Kerusakan jalan masih menjadi persoalan yang masih terjadi diProvinsi Kalimantan Selatan, berdasarkan data dari Dinas Pekerjaan Umum dan Penataan Ruang (PUPR) Kalsel, tercatat sekitar 50,24 kilometer jalan rusak yang terbagi dalam berbagai kondisi, seperti rusak berat sekitar 6,03 persen dari total ruas jalan provinsi dan 105,17 kilometer, dalam kondisi rusak ringan sekitar 12,63 persen. Meski pemerintah provinsi telah melakukan perbaikan bertahap, seperti program rehabilitasi dan pembangunan pada lebih dari sepuluh ruas jalan lintas kabupaten di tahun 2024, kondisi di lapangan masih menunjukkan banyak titik rawan kerusakan. Bahkan saat musim mudik 2025, sisampaikan baru sekitar 79 persen jalan provinsi yang dinyatakan layak dilalui, sedangkan 21 persen sisanya masih tergolong kurang ideal atau berpotensi membahayakan pengguna jalan.

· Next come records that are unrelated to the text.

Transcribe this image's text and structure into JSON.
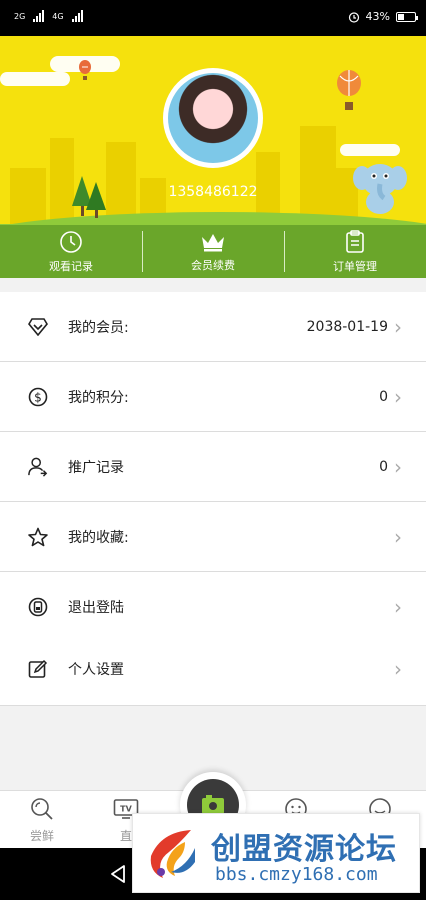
{
  "status_bar": {
    "net1": "2G",
    "net2": "4G",
    "right_text": "43%"
  },
  "profile": {
    "phone": "1358486122"
  },
  "shortcuts": [
    {
      "label": "观看记录",
      "icon": "clock-icon"
    },
    {
      "label": "会员续费",
      "icon": "crown-icon"
    },
    {
      "label": "订单管理",
      "icon": "clipboard-icon"
    }
  ],
  "menu": [
    {
      "label": "我的会员:",
      "value": "2038-01-19",
      "icon": "diamond-icon"
    },
    {
      "label": "我的积分:",
      "value": "0",
      "icon": "coin-icon"
    },
    {
      "label": "推广记录",
      "value": "0",
      "icon": "user-share-icon"
    },
    {
      "label": "我的收藏:",
      "value": "",
      "icon": "star-icon"
    },
    {
      "label": "退出登陆",
      "value": "",
      "icon": "logout-icon"
    }
  ],
  "settings": {
    "label": "个人设置",
    "icon": "edit-icon"
  },
  "tabs": [
    {
      "label": "尝鲜",
      "icon": "search-icon"
    },
    {
      "label": "直",
      "icon": "tv-icon"
    }
  ],
  "watermark": {
    "title": "创盟资源论坛",
    "url": "bbs.cmzy168.com"
  },
  "colors": {
    "header_bg": "#f5e10d",
    "shortcut_bg": "#6aa62a",
    "accent": "#2f6fb3"
  }
}
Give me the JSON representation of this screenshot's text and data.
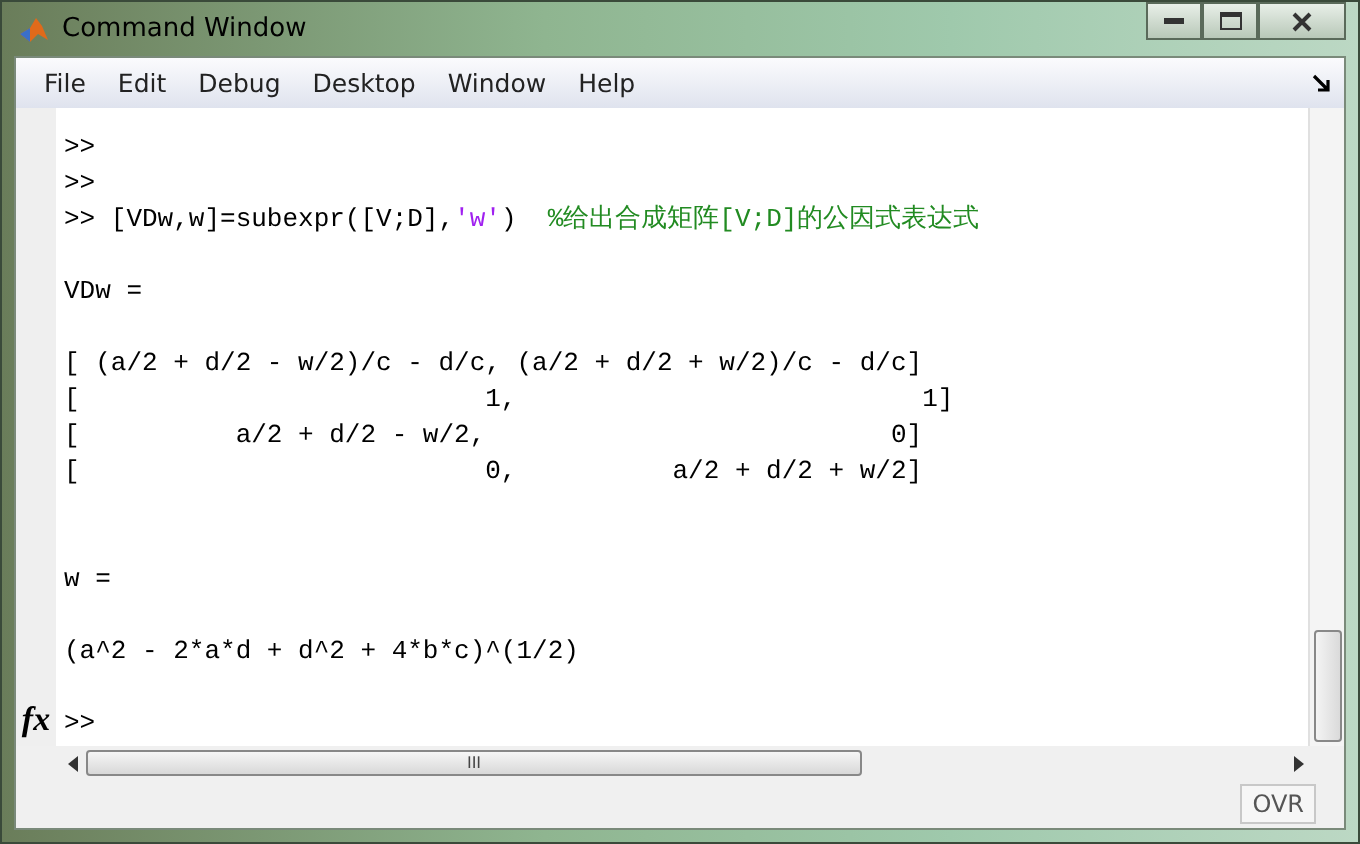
{
  "window": {
    "title": "Command Window"
  },
  "menu": [
    "File",
    "Edit",
    "Debug",
    "Desktop",
    "Window",
    "Help"
  ],
  "console": [
    {
      "kind": "output",
      "segments": [
        {
          "kind": "code",
          "text": ">>"
        }
      ]
    },
    {
      "kind": "output",
      "segments": [
        {
          "kind": "code",
          "text": ">>"
        }
      ]
    },
    {
      "kind": "output",
      "segments": [
        {
          "kind": "code",
          "text": ">> [VDw,w]=subexpr([V;D],"
        },
        {
          "kind": "string",
          "text": "'w'"
        },
        {
          "kind": "code",
          "text": ")  "
        },
        {
          "kind": "comment",
          "text": "%给出合成矩阵[V;D]的公因式表达式"
        }
      ]
    },
    {
      "kind": "blank"
    },
    {
      "kind": "output",
      "segments": [
        {
          "kind": "code",
          "text": "VDw ="
        }
      ]
    },
    {
      "kind": "blank"
    },
    {
      "kind": "output",
      "segments": [
        {
          "kind": "code",
          "text": "[ (a/2 + d/2 - w/2)/c - d/c, (a/2 + d/2 + w/2)/c - d/c]"
        }
      ]
    },
    {
      "kind": "output",
      "segments": [
        {
          "kind": "code",
          "text": "[                          1,                          1]"
        }
      ]
    },
    {
      "kind": "output",
      "segments": [
        {
          "kind": "code",
          "text": "[          a/2 + d/2 - w/2,                          0]"
        }
      ]
    },
    {
      "kind": "output",
      "segments": [
        {
          "kind": "code",
          "text": "[                          0,          a/2 + d/2 + w/2]"
        }
      ]
    },
    {
      "kind": "blank"
    },
    {
      "kind": "blank"
    },
    {
      "kind": "output",
      "segments": [
        {
          "kind": "code",
          "text": "w ="
        }
      ]
    },
    {
      "kind": "blank"
    },
    {
      "kind": "output",
      "segments": [
        {
          "kind": "code",
          "text": "(a^2 - 2*a*d + d^2 + 4*b*c)^(1/2)"
        }
      ]
    },
    {
      "kind": "blank"
    }
  ],
  "prompt": {
    "icon": "fx",
    "text": ">>"
  },
  "hscroll": {
    "grip": "III"
  },
  "status_bar": {
    "mode": "OVR"
  }
}
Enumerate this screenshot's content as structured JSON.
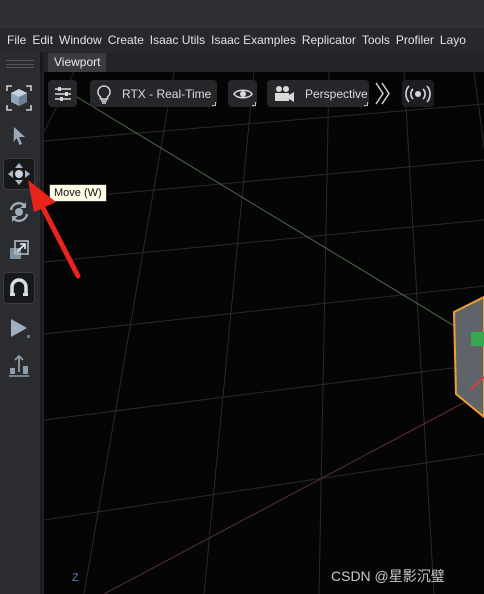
{
  "menu": [
    "File",
    "Edit",
    "Window",
    "Create",
    "Isaac Utils",
    "Isaac Examples",
    "Replicator",
    "Tools",
    "Profiler",
    "Layo"
  ],
  "toolbar": {
    "tools": [
      {
        "name": "select-mode-icon",
        "active": false
      },
      {
        "name": "select-pointer-icon",
        "active": false
      },
      {
        "name": "move-icon",
        "active": true
      },
      {
        "name": "rotate-icon",
        "active": false
      },
      {
        "name": "scale-icon",
        "active": false
      },
      {
        "name": "snap-magnet-icon",
        "active": true
      },
      {
        "name": "play-icon",
        "active": false
      },
      {
        "name": "physics-tools-icon",
        "active": false
      }
    ],
    "tooltip": "Move (W)"
  },
  "viewport": {
    "tab_label": "Viewport",
    "render_mode": "RTX - Real-Time",
    "camera": "Perspective",
    "axis_label": "Z"
  },
  "watermark": "CSDN @星影沉璧",
  "colors": {
    "background": "#050505",
    "panel": "#2b2c30",
    "menubar": "#27282c",
    "selection_outline": "#f0a030",
    "annotation_arrow": "#e8241c",
    "grid": "#2c2c2c"
  }
}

Kondisi tersebut bukan sekadar angka statistik, laporan masyarakat dan menyampaikan kerusakan jalan, baik dalam bentuk marka jalan yang pudar, serta minimnya penerangan jalan umum (PJU), yang memiliki hubungan nyata dengan potensi kecelakaan lalu lintas. Data dari PUPR Kalsel menyebut hanya sekitar 17 sampai 20 persen jalan provinsi yang memiliki fasilitas keselamatan seperti penerangan dan marka memadai. Masyarakat Transportasi Indonesia mencatat kecelakaan lalu lintas sepanjang 2023 mencapai 116.000 kasus, meningkat 6,8 persen dibanding tahun sebelumnya. Korlantas Polri menunjukkan jumlah kecelakaan tahun 2025 tercatat 70.749 kasus. Dan kecelakaan tersebut menyebabkan baik kerusakan kendaraan, luka-luka, hingga kematian bagi korban kecelakaan.
Mengapa Kecelakaan Masih Terjadi?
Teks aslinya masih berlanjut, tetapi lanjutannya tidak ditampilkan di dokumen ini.